Skip to main content

CRESP for Python Projects

This document explains how to use the CRESP protocol with Python projects, leveraging the compatibility with pyproject.toml.

Integration with pyproject.toml

The CRESP protocol is designed to work seamlessly with Python projects by extending the standard pyproject.toml format.
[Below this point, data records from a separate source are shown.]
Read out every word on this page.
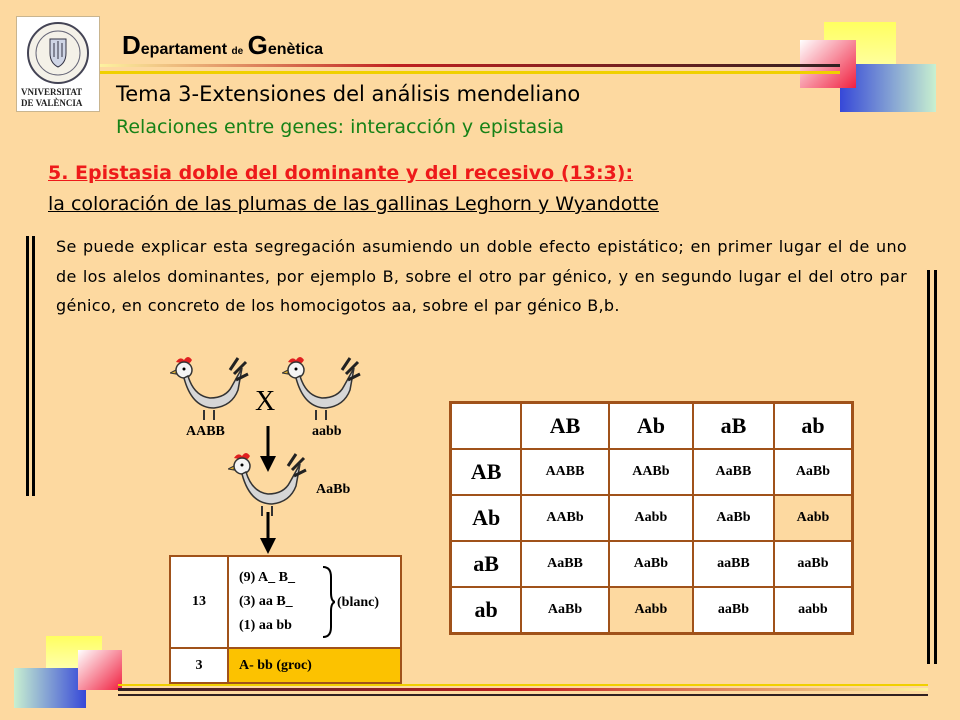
VNIVERSITAT
DE VALÈNCIA
Departament de Genètica
Tema 3-Extensiones del análisis mendeliano
Relaciones entre genes: interacción y epistasia
5. Epistasia doble del dominante y del recesivo (13:3):
la coloración de las plumas de las gallinas Leghorn y Wyandotte
Se puede explicar esta segregación asumiendo un doble efecto epistático; en primer lugar el de uno de los alelos dominantes, por ejemplo B, sobre el otro par génico, y en segundo lugar el del otro par génico, en concreto de los homocigotos aa, sobre el par génico B,b.
AABB
X
aabb
AaBb
13	(9) A_ B_
(3) aa B_
(1) aa bb
(blanc)

3	A- bb (groc)
	AB	Ab	aB	ab
AB	AABB	AABb	AaBB	AaBb
Ab	AABb	Aabb	AaBb	Aabb
aB	AaBB	AaBb	aaBB	aaBb
ab	AaBb	Aabb	aaBb	aabb
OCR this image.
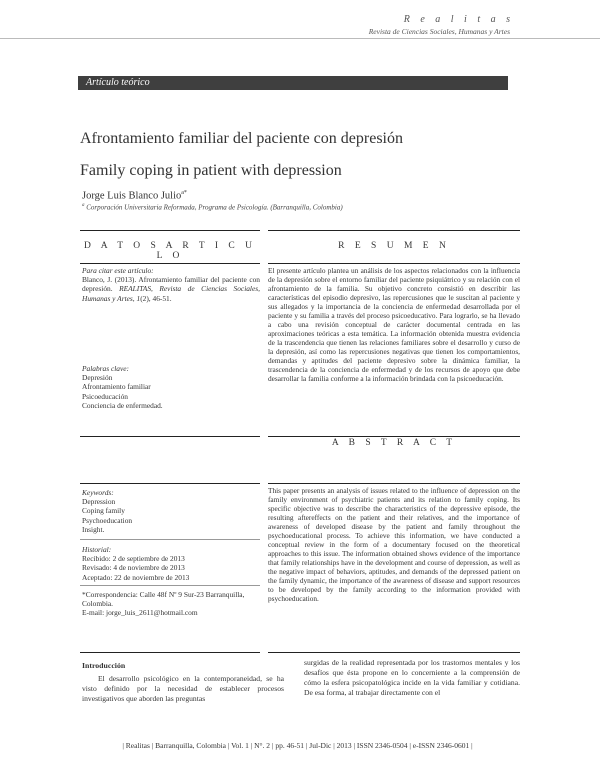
R e a l i t a s
Revista de Ciencias Sociales, Humanas y Artes
Artículo teórico
Afrontamiento familiar del paciente con depresión
Family coping in patient with depression
Jorge Luis Blanco Julio$^{a*}$
$^a$ Corporación Universitaria Reformada, Programa de Psicología. (Barranquilla, Colombia)
D A T O S A R T I C U L O
Para citar este artículo:
Blanco, J. (2013). Afrontamiento familiar del paciente con depresión. REALITAS, Revista de Ciencias Sociales, Humanas y Artes, 1(2), 46-51.
Palabras clave:
Depresión
Afrontamiento familiar
Psicoeducación
Conciencia de enfermedad.
R E S U M E N
El presente artículo plantea un análisis de los aspectos relacionados con la influencia de la depresión sobre el entorno familiar del paciente psiquiátrico y su relación con el afrontamiento de la familia. Su objetivo concreto consistió en describir las características del episodio depresivo, las repercusiones que le suscitan al paciente y sus allegados y la importancia de la conciencia de enfermedad desarrollada por el paciente y su familia a través del proceso psicoeducativo. Para lograrlo, se ha llevado a cabo una revisión conceptual de carácter documental centrada en las aproximaciones teóricas a esta temática. La información obtenida muestra evidencia de la trascendencia que tienen las relaciones familiares sobre el desarrollo y curso de la depresión, así como las repercusiones negativas que tienen los comportamientos, demandas y aptitudes del paciente depresivo sobre la dinámica familiar, la trascendencia de la conciencia de enfermedad y de los recursos de apoyo que debe desarrollar la familia conforme a la información brindada con la psicoeducación.
A B S T R A C T
This paper presents an analysis of issues related to the influence of depression on the family environment of psychiatric patients and its relation to family coping. Its specific objective was to describe the characteristics of the depressive episode, the resulting aftereffects on the patient and their relatives, and the importance of awareness of developed disease by the patient and family throughout the psychoeducational process. To achieve this information, we have conducted a conceptual review in the form of a documentary focused on the theoretical approaches to this issue. The information obtained shows evidence of the importance that family relationships have in the development and course of depression, as well as the negative impact of behaviors, aptitudes, and demands of the depressed patient on the family dynamic, the importance of the awareness of disease and support resources to be developed by the family according to the information provided with psychoeducation.
Keywords:
Depression
Coping family
Psychoeducation
Insight.
Historial:
Recibido: 2 de septiembre de 2013
Revisado: 4 de noviembre de 2013
Aceptado: 22 de noviembre de 2013
*Correspondencia: Calle 48f Nº 9 Sur-23 Barranquilla, Colombia.
E-mail: jorge_luis_2611@hotmail.com
Introducción
El desarrollo psicológico en la contemporaneidad, se ha visto definido por la necesidad de establecer procesos investigativos que aborden las preguntas
surgidas de la realidad representada por los trastornos mentales y los desafíos que ésta propone en lo concerniente a la comprensión de cómo la esfera psicopatológica incide en la vida familiar y cotidiana. De esa forma, al trabajar directamente con el
| Realitas | Barranquilla, Colombia | Vol. 1 | N°. 2 | pp. 46-51 | Jul-Dic | 2013 | ISSN 2346-0504 | e-ISSN 2346-0601 |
You can either:

  1. Reference an existing pyproject.toml file in your CRESP configuration
  2. Include the Python project configuration directly within your CRESP file

Example Configuration

Here's an example of how to configure a Python project in your CRESP file:

###############################################################################
# Python Project Configuration
###############################################################################

[pyproject]
file = "pyproject.toml" # Optional: Points to an existing pyproject.toml file

# If no external pyproject.toml is referenced, you can include the configuration directly:
[pyproject.build-system]
requires = ["setuptools>=42", "wheel"]
build-backend = "setuptools.build_meta"

[pyproject.tool.poetry]
name = "my-research-project"
version = "0.1.0"
description = "A reproducible research project using Python"
authors = ["Researcher Name <[email protected]>"]
readme = "README.md"
packages = [{include = "my_package"}]

[pyproject.tool.poetry.dependencies]
python = "^3.8"
numpy = "^1.22.0"
pandas = "^1.4.0"
scikit-learn = "^1.0.2"
matplotlib = "^3.5.1"
torch = "^1.10.0"

[pyproject.tool.poetry.group.dev.dependencies]
pytest = "^7.0.0"
black = "^22.1.0"

Environment Management

For Python projects, CRESP supports multiple environment management approaches:

Using Poetry

If you're using Poetry for dependency management, the CRESP configuration can directly use the Poetry sections from pyproject.toml:

[pyproject.tool.poetry]
# Poetry configuration as shown above

Using pip

For pip-based projects, you can specify dependencies in the software packages section:

[[software.packages]]
name = "numpy"
version = "1.22.0"
source = "pip"

[[software.packages]]
name = "pandas"
version = "1.4.0"
source = "pip"

Using Conda

For Conda-based environments, you can specify the environment file:

[software.conda]
environment_file = "environment.yml"

Execution Configuration

Specify how to run your Python project:

[execution]
verify_script = "verify_env.py" # Script to verify the environment
command = "python main.py --config config.json" # Command to run the experiment

Best Practices

  1. Version Pinning: Always pin exact versions of dependencies to ensure reproducibility
  2. Hash Verification: Include hashes for critical packages
  3. Environment Isolation: Use virtual environments (Poetry, venv, conda)
  4. Random Seed Control: Set global and local random seeds
  5. Documentation: Include detailed documentation on how to run the experiment

Example Project Structure

A typical Python project using CRESP might have the following structure:

my-research-project/
├── cresp.toml # CRESP configuration file
├── pyproject.toml # Python project configuration
├── README.md # Project documentation
├── data/ # Data directory
│ ├── raw/ # Raw data
│ └── processed/ # Processed data
├── src/ # Source code
│ ├── __init__.py
│ ├── data_processing.py
│ ├── models.py
│ └── visualization.py
├── notebooks/ # Jupyter notebooks
│ └── analysis.ipynb
├── tests/ # Tests
│ └── test_models.py
├── verify_env.py # Environment verification script
└── main.py # Main experiment script

By following these guidelines, you can ensure that your Python-based computational research is fully reproducible using the CRESP protocol.